At the end of the day, it's a highly inefficient, mostly irrational process dominated by social factors rather than objective feature detection.
Even if we could quantize someone into a feature matrix, every hiring process demands unique matrixes.
Even if I pass all the quantifiable stuff… the first answer to an HR “off limits” question will be given soon enough if I get the job.
Turns out being a Jesus nerd was a secret requirement.
Wish they could just put that in the job requirements.
Title 7 of the Civil Rights Act, in making religious hiring discrimination illegal, sometimes just drives it underground. Over the years it's done more good than harm, but at a certain point it may be time to let those who want to hire only Jesus nerds self-select.
I read somewhere that in Norway (small sample, yes I know) LinkedIn is supposedly a more popular social network than X/Twitter.
You can have whatever opinion you mean about Elon, X, free speech and whatever. I'm not here to have that discussion.

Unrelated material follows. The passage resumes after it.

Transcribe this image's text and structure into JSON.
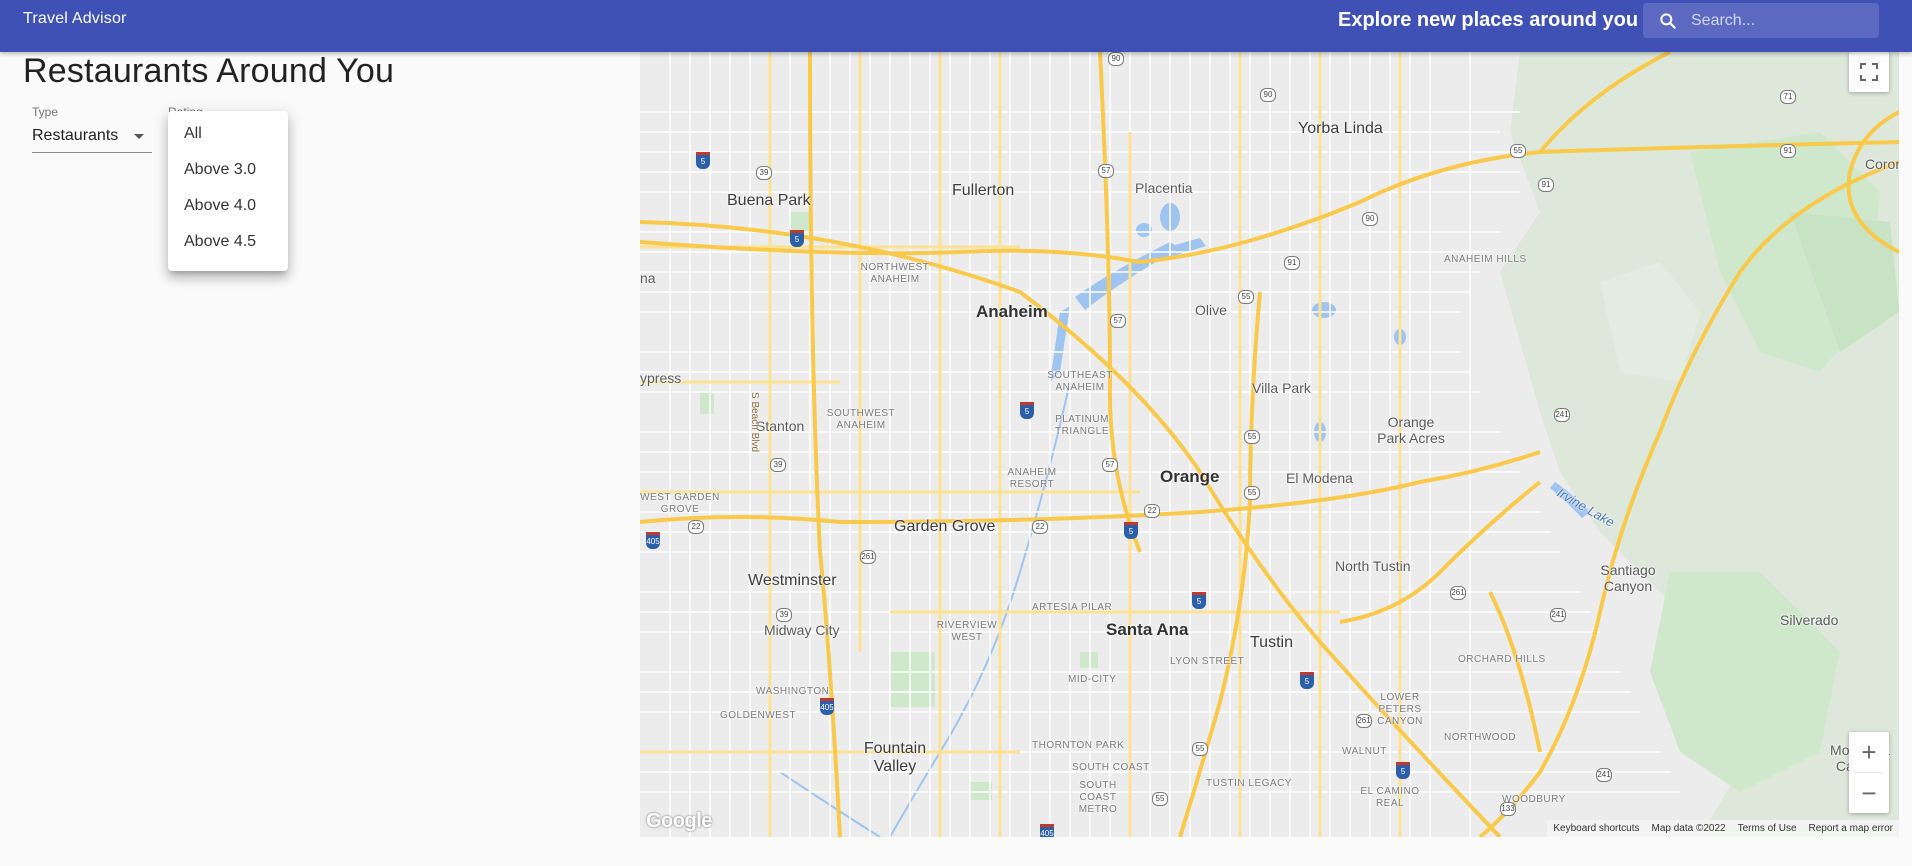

All that considered, as a Norwegian this had me quite surprised. I don't have the source anymore, but I'd love to dig into it to see what sort of metrics they use to measure this sort of popularity.
Literally nobody I know uses LinkedIn except for business-SPAM.
EDIT: Data from 2023: https://medias.smart-home-fox.de/SDE/Social%20Media%20Statis...
Definitely outnumbered by the inspirational slop, but I think it is a real mix and really depends who you connect with.
Anyway yeah the main point of LinkedIn is to get jobs. I've got several through recruiter spam.